Dans le jeu du chat et de la souris qui nous est alors proposé s'affrontent deux cerveaux que l'on imagine très bien face à face devant un échiquier, au summum de leur art. Calcul, anticipation, feinte, observation... Shepherd est peut-être le meilleur dans son domaine, il a enfin rencontré un adversaire à sa taille, pour le plus grand bonheur du lecteur qui a la chance d'explorer le fonctionnement de chacun de leurs cerveaux. Et si la majeure partie de leurs réflexions concernent tactique et stratégie pour déjouer les plans de l'autre, ils n'oublient pas d'explorer des ressorts plus intimes. D'ailleurs, la partition se joue à trois voix, celle de Sarah se joignant à celles des deux hommes. Trois voix par lesquelles s'expriment les doutes, les conceptions du bonheur, les frustrations et les envies. Où l'on s'aperçoit des différences de conception au sein même d'un couple qui offre toutes les apparences de l'entente parfaite... Où l'on s'aperçoit aussi que la notion de réussite est éminemment subjective.

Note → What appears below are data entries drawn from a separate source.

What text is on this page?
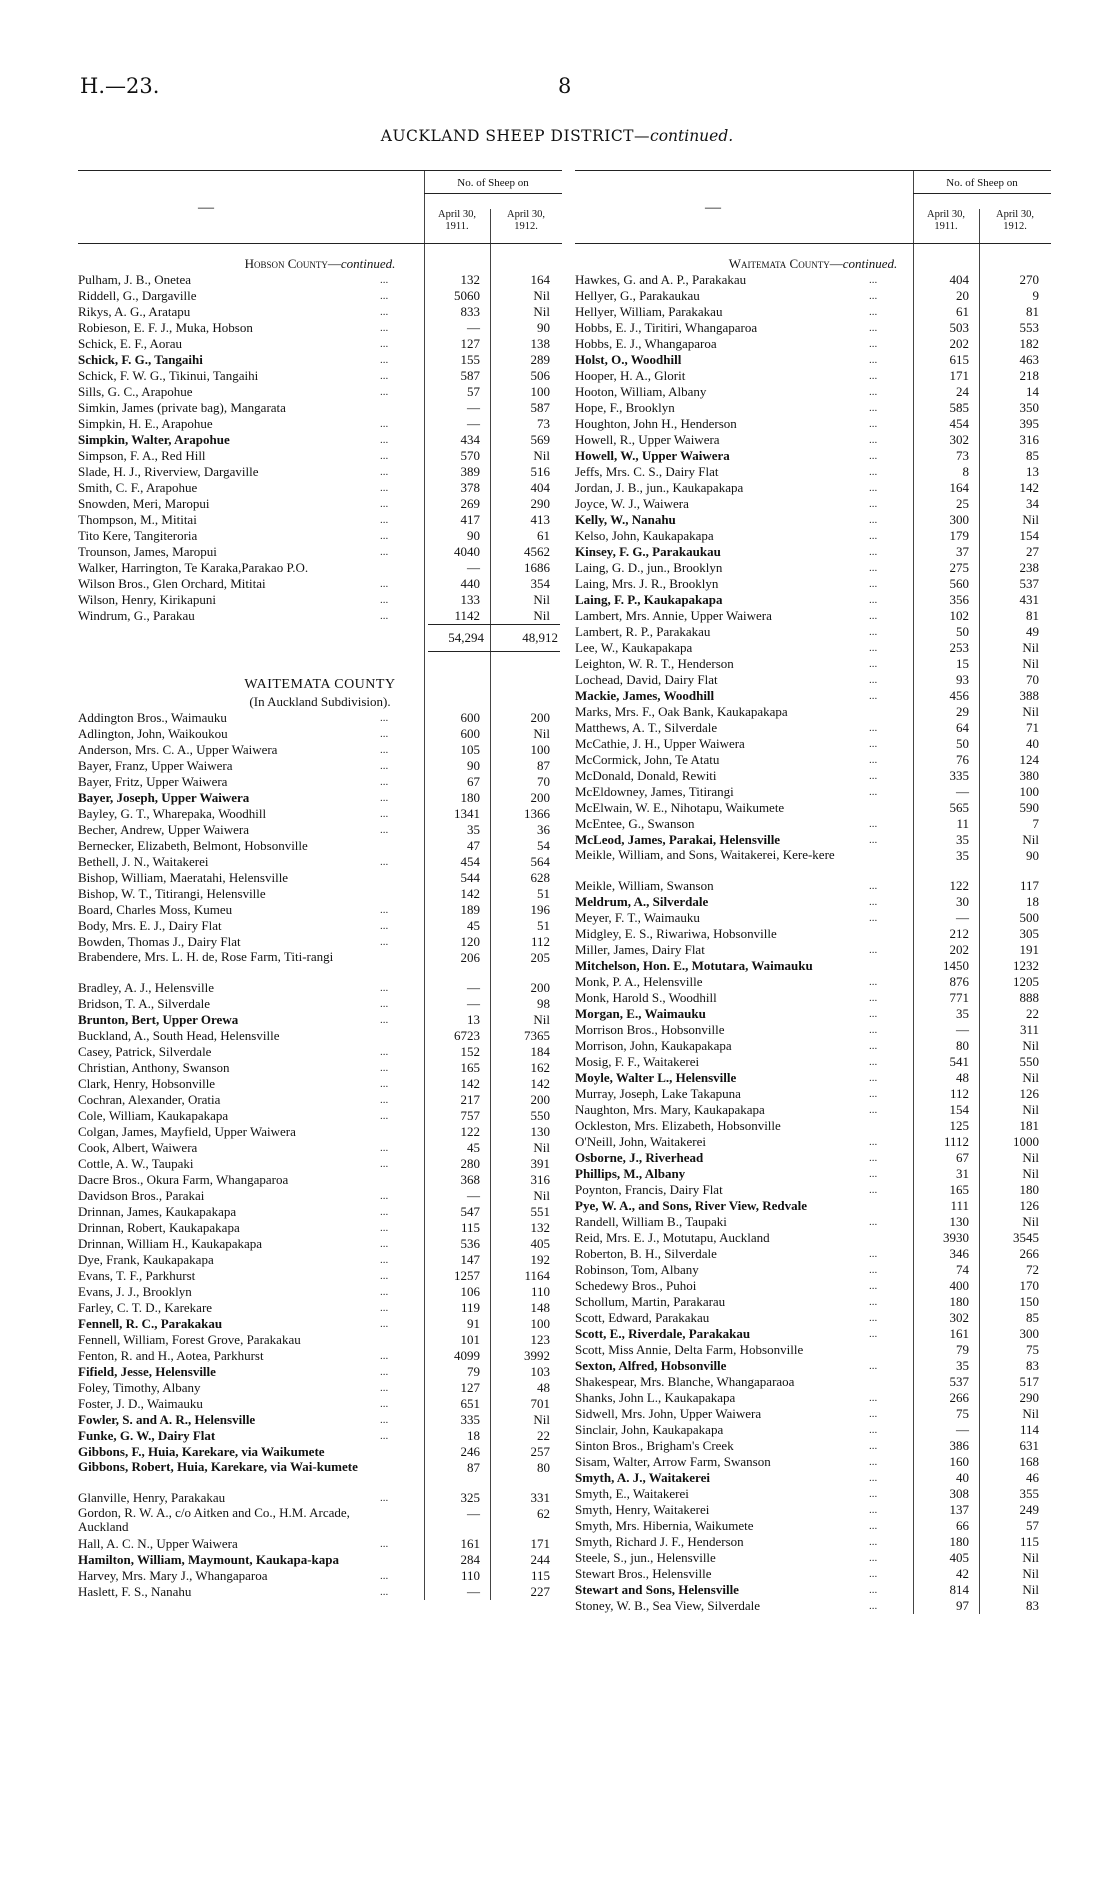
H.—23.	8
AUCKLAND SHEEP DISTRICT—continued.
—
No. of Sheep on
April 30,
1911.
April 30,
1912.
Hobson County—continued.
Pulham, J. B., Onetea	...	132	164
Riddell, G., Dargaville	...	5060	Nil
Rikys, A. G., Aratapu	...	833	Nil
Robieson, E. F. J., Muka, Hobson	...	—	90
Schick, E. F., Aorau	...	127	138
Schick, F. G., Tangaihi	...	155	289
Schick, F. W. G., Tikinui, Tangaihi	...	587	506
Sills, G. C., Arapohue	...	57	100
Simkin, James (private bag), Mangarata	—	587
Simpkin, H. E., Arapohue	...	—	73
Simpkin, Walter, Arapohue	...	434	569
Simpson, F. A., Red Hill	...	570	Nil
Slade, H. J., Riverview, Dargaville	...	389	516
Smith, C. F., Arapohue	...	378	404
Snowden, Meri, Maropui	...	269	290
Thompson, M., Mititai	...	417	413
Tito Kere, Tangiteroria	...	90	61
Trounson, James, Maropui	...	4040	4562
Walker, Harrington, Te Karaka,Parakao P.O.	—	1686
Wilson Bros., Glen Orchard, Mititai	...	440	354
Wilson, Henry, Kirikapuni	...	133	Nil
Windrum, G., Parakau	...	1142	Nil
54,294	48,912
WAITEMATA COUNTY
(In Auckland Subdivision).
Addington Bros., Waimauku	...	600	200
Adlington, John, Waikoukou	...	600	Nil
Anderson, Mrs. C. A., Upper Waiwera	...	105	100
Bayer, Franz, Upper Waiwera	...	90	87
Bayer, Fritz, Upper Waiwera	...	67	70
Bayer, Joseph, Upper Waiwera	...	180	200
Bayley, G. T., Wharepaka, Woodhill	...	1341	1366
Becher, Andrew, Upper Waiwera	...	35	36
Bernecker, Elizabeth, Belmont, Hobsonville	47	54
Bethell, J. N., Waitakerei	...	454	564
Bishop, William, Maeratahi, Helensville	544	628
Bishop, W. T., Titirangi, Helensville	142	51
Board, Charles Moss, Kumeu	...	189	196
Body, Mrs. E. J., Dairy Flat	...	45	51
Bowden, Thomas J., Dairy Flat	...	120	112
Brabendere, Mrs. L. H. de, Rose Farm, Titi-rangi	206	205
Bradley, A. J., Helensville	...	—	200
Bridson, T. A., Silverdale	...	—	98
Brunton, Bert, Upper Orewa	...	13	Nil
Buckland, A., South Head, Helensville	6723	7365
Casey, Patrick, Silverdale	...	152	184
Christian, Anthony, Swanson	...	165	162
Clark, Henry, Hobsonville	...	142	142
Cochran, Alexander, Oratia	...	217	200
Cole, William, Kaukapakapa	...	757	550
Colgan, James, Mayfield, Upper Waiwera	122	130
Cook, Albert, Waiwera	...	45	Nil
Cottle, A. W., Taupaki	...	280	391
Dacre Bros., Okura Farm, Whangaparoa	368	316
Davidson Bros., Parakai	...	—	Nil
Drinnan, James, Kaukapakapa	...	547	551
Drinnan, Robert, Kaukapakapa	...	115	132
Drinnan, William H., Kaukapakapa	...	536	405
Dye, Frank, Kaukapakapa	...	147	192
Evans, T. F., Parkhurst	...	1257	1164
Evans, J. J., Brooklyn	...	106	110
Farley, C. T. D., Karekare	...	119	148
Fennell, R. C., Parakakau	...	91	100
Fennell, William, Forest Grove, Parakakau	101	123
Fenton, R. and H., Aotea, Parkhurst	...	4099	3992
Fifield, Jesse, Helensville	...	79	103
Foley, Timothy, Albany	...	127	48
Foster, J. D., Waimauku	...	651	701
Fowler, S. and A. R., Helensville	...	335	Nil
Funke, G. W., Dairy Flat	...	18	22
Gibbons, F., Huia, Karekare, via Waikumete	246	257
Gibbons, Robert, Huia, Karekare, via Wai-kumete	87	80
Glanville, Henry, Parakakau	...	325	331
Gordon, R. W. A., c/o Aitken and Co., H.M. Arcade, Auckland
—	62
Hall, A. C. N., Upper Waiwera	...	161	171
Hamilton, William, Maymount, Kaukapa-kapa	284	244
Harvey, Mrs. Mary J., Whangaparoa	...	110	115
Haslett, F. S., Nanahu	...	—	227
—
No. of Sheep on
April 30,
1911.
April 30,
1912.
Waitemata County—continued.
Hawkes, G. and A. P., Parakakau	...	404	270
Hellyer, G., Parakaukau	...	20	9
Hellyer, William, Parakakau	...	61	81
Hobbs, E. J., Tiritiri, Whangaparoa	...	503	553
Hobbs, E. J., Whangaparoa	...	202	182
Holst, O., Woodhill	...	615	463
Hooper, H. A., Glorit	...	171	218
Hooton, William, Albany	...	24	14
Hope, F., Brooklyn	...	585	350
Houghton, John H., Henderson	...	454	395
Howell, R., Upper Waiwera	...	302	316
Howell, W., Upper Waiwera	...	73	85
Jeffs, Mrs. C. S., Dairy Flat	...	8	13
Jordan, J. B., jun., Kaukapakapa	...	164	142
Joyce, W. J., Waiwera	...	25	34
Kelly, W., Nanahu	...	300	Nil
Kelso, John, Kaukapakapa	...	179	154
Kinsey, F. G., Parakaukau	...	37	27
Laing, G. D., jun., Brooklyn	...	275	238
Laing, Mrs. J. R., Brooklyn	...	560	537
Laing, F. P., Kaukapakapa	...	356	431
Lambert, Mrs. Annie, Upper Waiwera	...	102	81
Lambert, R. P., Parakakau	...	50	49
Lee, W., Kaukapakapa	...	253	Nil
Leighton, W. R. T., Henderson	...	15	Nil
Lochead, David, Dairy Flat	...	93	70
Mackie, James, Woodhill	...	456	388
Marks, Mrs. F., Oak Bank, Kaukapakapa	29	Nil
Matthews, A. T., Silverdale	...	64	71
McCathie, J. H., Upper Waiwera	...	50	40
McCormick, John, Te Atatu	...	76	124
McDonald, Donald, Rewiti	...	335	380
McEldowney, James, Titirangi	...	—	100
McElwain, W. E., Nihotapu, Waikumete	565	590
McEntee, G., Swanson	...	11	7
McLeod, James, Parakai, Helensville	...	35	Nil
Meikle, William, and Sons, Waitakerei, Kere-kere	35	90
Meikle, William, Swanson	...	122	117
Meldrum, A., Silverdale	...	30	18
Meyer, F. T., Waimauku	...	—	500
Midgley, E. S., Riwariwa, Hobsonville	212	305
Miller, James, Dairy Flat	...	202	191
Mitchelson, Hon. E., Motutara, Waimauku	1450	1232
Monk, P. A., Helensville	...	876	1205
Monk, Harold S., Woodhill	...	771	888
Morgan, E., Waimauku	...	35	22
Morrison Bros., Hobsonville	...	—	311
Morrison, John, Kaukapakapa	...	80	Nil
Mosig, F. F., Waitakerei	...	541	550
Moyle, Walter L., Helensville	...	48	Nil
Murray, Joseph, Lake Takapuna	...	112	126
Naughton, Mrs. Mary, Kaukapakapa	...	154	Nil
Ockleston, Mrs. Elizabeth, Hobsonville	125	181
O'Neill, John, Waitakerei	...	1112	1000
Osborne, J., Riverhead	...	67	Nil
Phillips, M., Albany	...	31	Nil
Poynton, Francis, Dairy Flat	...	165	180
Pye, W. A., and Sons, River View, Redvale	111	126
Randell, William B., Taupaki	...	130	Nil
Reid, Mrs. E. J., Motutapu, Auckland	3930	3545
Roberton, B. H., Silverdale	...	346	266
Robinson, Tom, Albany	...	74	72
Schedewy Bros., Puhoi	...	400	170
Schollum, Martin, Parakarau	...	180	150
Scott, Edward, Parakakau	...	302	85
Scott, E., Riverdale, Parakakau	...	161	300
Scott, Miss Annie, Delta Farm, Hobsonville	79	75
Sexton, Alfred, Hobsonville	...	35	83
Shakespear, Mrs. Blanche, Whangaparaoa	537	517
Shanks, John L., Kaukapakapa	...	266	290
Sidwell, Mrs. John, Upper Waiwera	...	75	Nil
Sinclair, John, Kaukapakapa	...	—	114
Sinton Bros., Brigham's Creek	...	386	631
Sisam, Walter, Arrow Farm, Swanson	...	160	168
Smyth, A. J., Waitakerei	...	40	46
Smyth, E., Waitakerei	...	308	355
Smyth, Henry, Waitakerei	...	137	249
Smyth, Mrs. Hibernia, Waikumete	...	66	57
Smyth, Richard J. F., Henderson	...	180	115
Steele, S., jun., Helensville	...	405	Nil
Stewart Bros., Helensville	...	42	Nil
Stewart and Sons, Helensville	...	814	Nil
Stoney, W. B., Sea View, Silverdale	...	97	83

Le personnage de Walker, toujours en mouvement, pressé, râlant contre ceux qui le retardent est fascinant. Il avance, décide, tranche et avance encore. Il se présente comme un faiseur, quitte à faire lui-même ce que les autres tardent trop à entreprendre, toujours dans un état d'esprit positif... Il avance, vite, mais vers où exactement ?
Voilà. Sachez qu'en disant cela, je ne vous ai rien dévoilé de ce qui se joue au cours de cette course poursuite haletante, ni de ce que chaque protagoniste va apprendre sur lui-même ou les autres. Quant à savoir qui va gagner.... vous savez ce qu'il vous reste à faire.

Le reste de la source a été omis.